By Amy Goodman & Denis Moynihan
Donald Trump made his “closing argument” at a Madison Square Garden rally in New York, the same city where he was recently convicted of 34 felonies. The spectacle was an orchestrated, six-hour orgy of hate. Speaker after speaker worked the crowd by attacking immigrants, Jews, Black people, women and more, directing special invective against the woman of color challenging Trump, Vice President Kamala Harris. Celebrity white supremacist Tucker Carlson, for example, warned Harris could be “the first Samoan, Malaysian, low-IQ, former California prosecutor ever to be elected president.”
The evening’s opening act, a so-called comedian named Tony Hinchcliffe, set the tone with a vile, racist routine.
“There’s literally a floating island of garbage in the middle of the ocean right now. Yeah, I think it’s called Puerto Rico.”
Hinchcliffe’s crude shtick was vetted by the Trump campaign, since they reportedly deleted his intended use of the “C” word to describe Kamala Harris.
There are more than 8 million Puerto Ricans in the United States, all of whom are U.S. citizens. Due to Puerto Rico’s colonial status, though, the 3 million residents of Puerto Rico can’t vote in the U.S. presidential election. But the more than five million who do live in the continental U.S. can. Of those, almost half a million live in the crucial swing state of Pennsylvania, with an additional half million spread across the swing states of Georgia, North Carolina, Arizona, Wisconsin, Michigan and Nevada. Puerto Rican voters are angry. As proud Puerto Rican Sunny Hostin, co-host of ABC’s popular talk show The View, said the day after Trump’s rally, “We know how to take the trash out, Donald Trump – trash that has been collecting since 2016. And that’s you, Donald Trump. … My fellow Puerto Ricans: trash collection day is November 5th, 2024.”

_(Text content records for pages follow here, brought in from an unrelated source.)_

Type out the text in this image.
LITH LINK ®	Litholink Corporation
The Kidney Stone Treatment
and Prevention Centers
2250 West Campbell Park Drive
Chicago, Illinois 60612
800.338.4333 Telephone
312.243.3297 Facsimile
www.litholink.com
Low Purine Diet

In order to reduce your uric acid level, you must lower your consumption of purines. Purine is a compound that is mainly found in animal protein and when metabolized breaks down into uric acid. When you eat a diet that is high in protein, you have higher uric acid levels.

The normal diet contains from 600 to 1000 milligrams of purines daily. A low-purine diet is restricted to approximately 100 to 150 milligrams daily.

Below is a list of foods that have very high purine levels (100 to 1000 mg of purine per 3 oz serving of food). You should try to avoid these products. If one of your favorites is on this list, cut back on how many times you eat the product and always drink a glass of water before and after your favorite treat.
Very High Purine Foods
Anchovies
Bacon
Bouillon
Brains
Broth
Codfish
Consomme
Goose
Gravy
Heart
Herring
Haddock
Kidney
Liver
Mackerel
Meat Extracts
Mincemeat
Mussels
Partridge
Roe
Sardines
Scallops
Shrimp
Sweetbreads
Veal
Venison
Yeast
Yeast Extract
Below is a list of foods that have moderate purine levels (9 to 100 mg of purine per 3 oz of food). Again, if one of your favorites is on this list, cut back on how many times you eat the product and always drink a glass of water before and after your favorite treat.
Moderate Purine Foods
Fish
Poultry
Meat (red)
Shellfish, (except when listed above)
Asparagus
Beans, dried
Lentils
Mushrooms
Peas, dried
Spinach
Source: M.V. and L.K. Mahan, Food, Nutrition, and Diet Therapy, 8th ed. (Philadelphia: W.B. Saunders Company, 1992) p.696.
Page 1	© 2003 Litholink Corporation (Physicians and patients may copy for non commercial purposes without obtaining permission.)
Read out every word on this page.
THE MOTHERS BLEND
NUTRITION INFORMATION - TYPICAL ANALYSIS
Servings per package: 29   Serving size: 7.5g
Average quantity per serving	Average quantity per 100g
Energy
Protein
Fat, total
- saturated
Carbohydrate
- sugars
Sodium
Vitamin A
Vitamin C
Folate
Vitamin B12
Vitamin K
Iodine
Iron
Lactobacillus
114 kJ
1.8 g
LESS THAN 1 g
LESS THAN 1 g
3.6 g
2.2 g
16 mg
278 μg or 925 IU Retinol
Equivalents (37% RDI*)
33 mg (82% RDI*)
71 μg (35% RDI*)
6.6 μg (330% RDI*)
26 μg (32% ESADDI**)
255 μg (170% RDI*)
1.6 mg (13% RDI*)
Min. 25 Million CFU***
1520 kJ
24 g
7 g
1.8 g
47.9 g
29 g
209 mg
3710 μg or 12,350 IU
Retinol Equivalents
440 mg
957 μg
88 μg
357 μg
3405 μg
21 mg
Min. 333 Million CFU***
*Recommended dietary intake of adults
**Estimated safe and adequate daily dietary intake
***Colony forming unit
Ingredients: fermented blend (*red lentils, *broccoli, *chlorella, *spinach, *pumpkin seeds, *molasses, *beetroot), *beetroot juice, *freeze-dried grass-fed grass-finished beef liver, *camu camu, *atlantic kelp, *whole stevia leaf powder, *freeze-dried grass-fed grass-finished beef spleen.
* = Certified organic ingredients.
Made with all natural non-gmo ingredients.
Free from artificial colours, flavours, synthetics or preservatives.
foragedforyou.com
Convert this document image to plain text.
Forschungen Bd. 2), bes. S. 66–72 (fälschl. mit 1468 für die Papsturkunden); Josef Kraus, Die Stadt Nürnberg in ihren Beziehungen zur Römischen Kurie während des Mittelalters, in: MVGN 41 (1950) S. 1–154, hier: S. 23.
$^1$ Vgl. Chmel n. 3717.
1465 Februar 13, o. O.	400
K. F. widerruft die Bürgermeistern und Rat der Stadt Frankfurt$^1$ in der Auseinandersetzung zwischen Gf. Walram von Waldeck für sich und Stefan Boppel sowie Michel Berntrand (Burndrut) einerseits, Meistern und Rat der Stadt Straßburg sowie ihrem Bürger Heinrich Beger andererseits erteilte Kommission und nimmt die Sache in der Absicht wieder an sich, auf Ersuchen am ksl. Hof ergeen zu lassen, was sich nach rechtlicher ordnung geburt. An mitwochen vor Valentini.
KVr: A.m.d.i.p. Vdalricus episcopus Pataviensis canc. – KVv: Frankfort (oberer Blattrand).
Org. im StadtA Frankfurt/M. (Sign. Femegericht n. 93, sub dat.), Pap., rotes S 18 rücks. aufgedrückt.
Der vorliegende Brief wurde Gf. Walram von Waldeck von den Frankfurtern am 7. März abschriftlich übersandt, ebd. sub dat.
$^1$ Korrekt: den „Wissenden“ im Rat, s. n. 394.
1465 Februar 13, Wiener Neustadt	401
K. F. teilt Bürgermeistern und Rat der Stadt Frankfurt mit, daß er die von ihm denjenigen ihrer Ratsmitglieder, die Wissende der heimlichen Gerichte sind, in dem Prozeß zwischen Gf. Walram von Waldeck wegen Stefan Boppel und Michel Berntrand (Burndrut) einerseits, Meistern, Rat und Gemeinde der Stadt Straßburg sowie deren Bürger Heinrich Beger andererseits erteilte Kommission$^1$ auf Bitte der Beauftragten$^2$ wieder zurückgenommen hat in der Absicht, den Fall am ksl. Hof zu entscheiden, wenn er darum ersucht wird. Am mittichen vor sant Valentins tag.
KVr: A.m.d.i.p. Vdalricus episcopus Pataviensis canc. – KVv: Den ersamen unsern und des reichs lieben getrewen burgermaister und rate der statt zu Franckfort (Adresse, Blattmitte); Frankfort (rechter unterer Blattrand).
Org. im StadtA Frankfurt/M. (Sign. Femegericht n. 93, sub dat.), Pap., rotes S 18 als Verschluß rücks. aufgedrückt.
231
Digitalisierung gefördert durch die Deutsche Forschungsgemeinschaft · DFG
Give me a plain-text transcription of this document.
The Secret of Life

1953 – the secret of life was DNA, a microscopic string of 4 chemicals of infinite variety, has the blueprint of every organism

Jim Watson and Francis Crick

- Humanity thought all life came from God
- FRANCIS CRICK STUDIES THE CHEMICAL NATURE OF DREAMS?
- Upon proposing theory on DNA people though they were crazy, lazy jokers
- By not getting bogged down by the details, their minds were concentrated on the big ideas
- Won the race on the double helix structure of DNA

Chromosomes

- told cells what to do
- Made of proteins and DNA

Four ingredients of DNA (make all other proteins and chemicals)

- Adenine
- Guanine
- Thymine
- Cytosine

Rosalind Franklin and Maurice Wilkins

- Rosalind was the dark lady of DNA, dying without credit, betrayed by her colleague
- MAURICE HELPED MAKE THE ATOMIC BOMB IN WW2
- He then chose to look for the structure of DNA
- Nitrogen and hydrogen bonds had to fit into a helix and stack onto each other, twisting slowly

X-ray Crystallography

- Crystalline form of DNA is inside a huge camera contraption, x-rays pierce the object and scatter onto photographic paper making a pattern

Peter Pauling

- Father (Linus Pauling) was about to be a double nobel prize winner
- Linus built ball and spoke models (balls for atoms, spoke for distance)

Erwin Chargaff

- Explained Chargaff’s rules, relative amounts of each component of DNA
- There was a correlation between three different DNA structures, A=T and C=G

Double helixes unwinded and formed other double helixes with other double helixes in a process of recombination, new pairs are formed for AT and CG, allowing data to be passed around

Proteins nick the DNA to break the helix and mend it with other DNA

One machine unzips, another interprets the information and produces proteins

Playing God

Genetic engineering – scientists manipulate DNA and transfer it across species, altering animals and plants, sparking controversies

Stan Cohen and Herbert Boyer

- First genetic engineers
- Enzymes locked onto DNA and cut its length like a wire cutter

Trump, predictably, referred to his rally as a “lovefest.” He notoriously refuses to apologize for anything, and his invitations to the racist comedian or to any of the other inflammatory speakers at his rally are no exception.
If his naked racism weren’t enough, Trump has repeatedly said he wants to be a dictator. He admires dictators, he associates with dictators, he praises dictators.
“This is the language of fascism and violence,” NYU History Professor Ruth Ben-Ghiat said on the Democracy Now! news hour. She wrote the book Strongmen: Mussolini to the Present, and sees striking parallels between historical fascism and Trump’s MAGA movement.
Struck by the vulgarity from the podium throughout Trump’s MSG rally, Ben-Ghiat said:
“We think about authoritarianism as imposing controls on people and silencing people, and it certainly does that. But it also is designed, from fascism forward, to make people become their worst selves, to give them permission to be as violent and unrestrained as possible…this kind of profanity, you know, at women, the misogyny, anti-Black statements, calling Latinos garbage, it’s not only a tradition of dehumanization that starts with fascism and goes through authoritarian movements up to our day, it’s also designed to make people feel, the foot soldiers of MAGA, that there are no restraints, there are no controls, and everything will be accepted as long as it is in the service of targeting the enemy within.”
Ben-Ghiat was referring to Trump’s pledge to target “the enemy within,” as he has said repeatedly, like this, on Fox News.
“The bigger problem are the people from within. We have some very bad people. We have some sick people, radical left lunatics. … It should be very easily handled by — if necessary, by the National Guard or, if really necessary, by the military.”
Several top military appointees from the former Trump administration have warned against a second Trump presidency. Ben-Ghiat observed, “Retired military officers, especially generals, don’t speak out unless they feel there’s a real need. The fact we’re seeing General Kelly, General Milley, former Defense Secretary Esper speak out and use the ‘F’ word, calling Trump a fascist, means that they are highly concerned.”
Last Sunday was not the first time fascists gathered at Madison Square Garden. In 1939, the German American Bund brought 20,000 people there to celebrate the rise of Nazi Germany. Seven years ago, filmmaker Marshall Curry assembled archival footage into the short documentary, A Night at the Garden, which received an Oscar nomination.
“When I first saw that footage, I was completely shocked to see the American flag and George Washington and hear people singing 'The Star-Spangled Banner' and saying the Pledge of Allegiance, and then offering a stiff-armed salute and cheering white supremacy,” Curry explained on Democracy Now!
The U.S. government has far too often undermined democracies abroad, leading to dictatorships or military regimes, from Iran to Guatemala to Congo to Chile. Now, with a right-wing Supreme Court doing Trump’s bidding and the potential for a compliant, MAGA-controlled Congress, only a galvanized, engaged electorate, supported by resilient, pro-democracy grassroots movements, can prevent autocracy from coming home to roost.